Monday, September 07, 2009

Jobless Recovery


There was a time when liberals were deeply concerned about a jobless recovery.

The latest employment numbers were released today and the news is not good, 93,000 jobs lost in August. We learned from the FED yesterday that the jobless recovery is real. Additionally, the NY Federal Reserve Bank released a study showing that many of the lost jobs will never return.

The pResident (sic) can technically claim the economy is improving but that does nothing to help the 9 million Americans currently unemployed.

But that was soooo 2003. In 2009, we are faced with a real jobless recovery, and unemployment stands at 9.7%, higher than at any time in the last quarter century.
The large companies are gradually recovering as a result of major cost-cutting, inventory reduction, and a lean-and-mean return to profitability and high productivity. So the payroll survey registered a 216,000 job loss, the smallest drop in over a year.

However, the household survey, which picks up small, owner-operated, LLC/S-Corp-type businesses, registered a devastating 392,000 job loss, which follows losses of 155,000 and 374,000 in the prior two months. This is the source of the unemployment-rate jump, as 466,000 newly unemployed were scored in the report.

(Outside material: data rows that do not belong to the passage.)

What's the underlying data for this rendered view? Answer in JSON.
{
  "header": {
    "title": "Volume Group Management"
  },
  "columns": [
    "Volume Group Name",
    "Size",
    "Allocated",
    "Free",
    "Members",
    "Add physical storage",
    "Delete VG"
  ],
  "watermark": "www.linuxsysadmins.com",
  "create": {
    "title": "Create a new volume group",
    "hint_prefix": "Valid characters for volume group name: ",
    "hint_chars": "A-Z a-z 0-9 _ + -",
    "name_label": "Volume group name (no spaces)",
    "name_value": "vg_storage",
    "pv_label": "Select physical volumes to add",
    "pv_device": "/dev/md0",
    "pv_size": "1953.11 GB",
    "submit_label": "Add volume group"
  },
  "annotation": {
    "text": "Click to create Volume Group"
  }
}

Companies are always slow to rehire once they start laying off. Typically, they will offer overtime to current employees first, then hire part-timers and contractors and finally full-time workers. So, those 6.9 million unemployed (not counting those not currently looking) will have a long wait to find a full-time job.
Uncle Sam has borrowed $388 billion in the second quarter and is scheduled to borrow $406 billion in the third quarter and nearly $500 billion in the fourth. In order to provide $152 billion in so-called fiscal stimulus, the government is draining close to $800 billion from the private-sector savings supply — $800 billion that will not be invested in new-business enterprises, including small businesses.

Borrowing from Peter to redistribute to Paul is not fiscal stimulus. It’s a fiscal depressant. Small businesses are having enough trouble getting their hands on credit. And now they can’t find enough capital for new start-ups. The government prospers, but the small-business sector sinks.

Then there are all the tax and regulatory threats related to health-care and energy reform. Until Mr. Obama retreats from his plan for a government takeover of the health-care sector, and a cap-and-trade program that will cripple the energy sector, the cost of hiring the new job will continue to rise.

The threat of higher payroll taxes and energy costs is more than enough to deter new hiring. Taxes on upper-end investors are going to rise, too, and there may be a health-care surtax on top of that. And don’t forget that small businesses pay the top personal tax rate, which is going up. Oh, and how about the recent minimum-wage hike? Yet another business cost.

President Obama has promised to sock it to "the rich," but "the rich" includes an awful lot of small business owners: the doughnut shop operators, hair dressers, lawn mowing services, Subway franchises, auto shops anod others, who will be most affected by tax hikes and by health care taxes. That means these businesses either go bust or stop hiring people.

But all of this was evident before last November, when many people were enamored with socking it to the rich. Little did they realize that they were those rich people.